У них есть чем заняться. Рукоделие, бинго.
И еще у них есть доктор Пейдж Маршалл. Куда она, кстати, запропастилась?
У них есть несгораемые передники, которые закрывают все тело от подбородка до ступней, так что, если ты куришь, ты не подожжешь на себе одежду. У них есть плакаты Нормана Рокуэлла. Два раза в неделю сюда приходит парикмахер. За дополнительную плату. За все надо платить дополнительно. За недержание мочи. За химчистку. За катетеры. За зонд для искусственного кормления.
Каждый день пациентам дают уроки, как завязывать шнурки на ботинках, как застегивать пуговицы и пряжки. Как застегивать и расстегивать застежки-липучки. Как застегивать и расстегивать молнию. Каждое утро медсестра говорит пациенту, как его зовут. Друзей, которые знают друг друга уже лет шестьдесят, знакомят заново. Каждое утро.

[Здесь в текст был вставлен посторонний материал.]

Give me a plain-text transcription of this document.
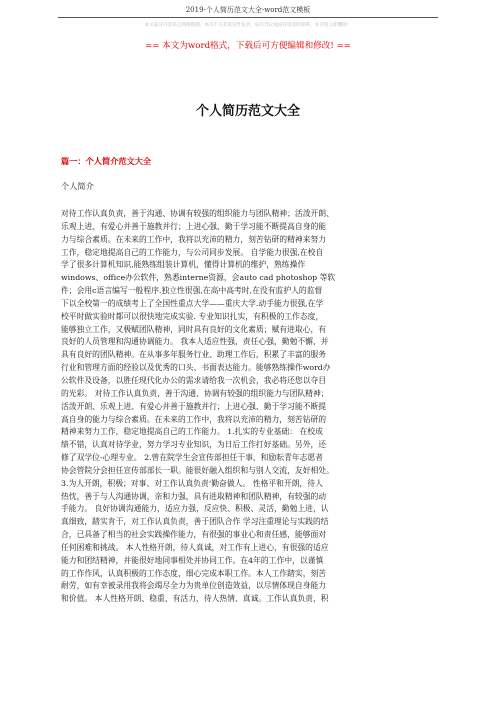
2019-个人简历范文大全-word范文模板
本文部分内容来自网络整理，本司不为其真实性负责，如有异议或侵权请及时联系，本司将立即删除！
== 本文为word格式，下载后可方便编辑和修改! ==
个人简历范文大全
篇一：个人简介范文大全
个人简介
对待工作认真负责，善于沟通、协调有较强的组织能力与团队精神；活泼开朗、
乐观上进、有爱心并善于施教并行；上进心强、勤于学习能不断提高自身的能
力与综合素质。在未来的工作中，我将以充沛的精力，刻苦钻研的精神来努力
工作，稳定地提高自己的工作能力，与公司同步发展。 自学能力很强,在校自
学了很多计算机知识,能熟练组装计算机，懂得计算机的维护，熟练操作
windows、office办公软件，熟悉interne资源，会auto cad photoshop 等软
件；会用c语言编写一般程序.独立性很强,在高中高考时,在没有监护人的监督
下以全校第一的成绩考上了全国性重点大学——重庆大学.动手能力很强,在学
校平时做实验时都可以很快地完成实验. 专业知识扎实，有积极的工作态度，
能够独立工作，又极赋团队精神，同时具有良好的文化素质；赋有进取心，有
良好的人员管理和沟通协调能力。 我本人适应性强，责任心强，勤勉不懈，并
具有良好的团队精神。在从事多年服务行业、助理工作后，积累了丰富的服务
行业和管理方面的经验以及优秀的口头、书面表达能力。能够熟练操作word办
公软件及设备，以胜任现代化办公的需求请给我一次机会，我必将还您以夺目
的光彩。 对待工作认真负责，善于沟通、协调有较强的组织能力与团队精神；
活泼开朗、乐观上进、有爱心并善于施教并行；上进心强、勤于学习能不断提
高自身的能力与综合素质。在未来的工作中，我将以充沛的精力，刻苦钻研的
精神来努力工作，稳定地提高自己的工作能力。 1.扎实的专业基础： 在校成
绩不错，认真对待学业，努力学习专业知识，为日后工作打好基础。另外，还
修了双学位-心理专业。 2.曾在院学生会宣传部担任干事，和励耘青年志愿者
协会管院分会担任宣传部部长一职。能很好融入组织和与别人交流，友好相处。
3.为人开朗，积极；对事、对工作认真负责‘勤奋做人。 性格平和开朗，待人
热忱，善于与人沟通协调，亲和力强，具有进取精神和团队精神，有较强的动
手能力。 良好协调沟通能力，适应力强，反应快、积极、灵活，勤勉上进，认
真细致，踏实肯干，对工作认真负责，善于团队合作 学习注重理论与实践的结
合，已具备了相当的社会实践操作能力，有很强的事业心和责任感，能够面对
任何困难和挑战。 本人性格开朗，待人真诚，对工作有上进心，有很强的适应
能力和团结精神，并能很好地同事相处并协同工作。在4年的工作中，以谨慎
的工作作风，认真积极的工作态度，细心完成本职工作。本人工作踏实，刻苦
耐劳，如有幸被录用我将会竭尽全力为贵单位创造效益，以尽情体现自身能力
和价值。 本人性格开朗、稳重、有活力，待人热情、真诚。工作认真负责，积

Здесь – бывшие врачи, адвокаты, руководители, которые уже не в состоянии самостоятельно застегнуть молнию. Тут дело не в обучении. Тут дело в технике безопасности. С тем же успехом можно пытаться покрасить горящий дом.
Здесь, в больнице Святого Антония, вторник означает бифштекс. Среда – курица с грибами. Четверг – спагетти. Пятница – запеченная рыба. Суббота – говядина с кукурузой. Воскресенье – жареная индейка.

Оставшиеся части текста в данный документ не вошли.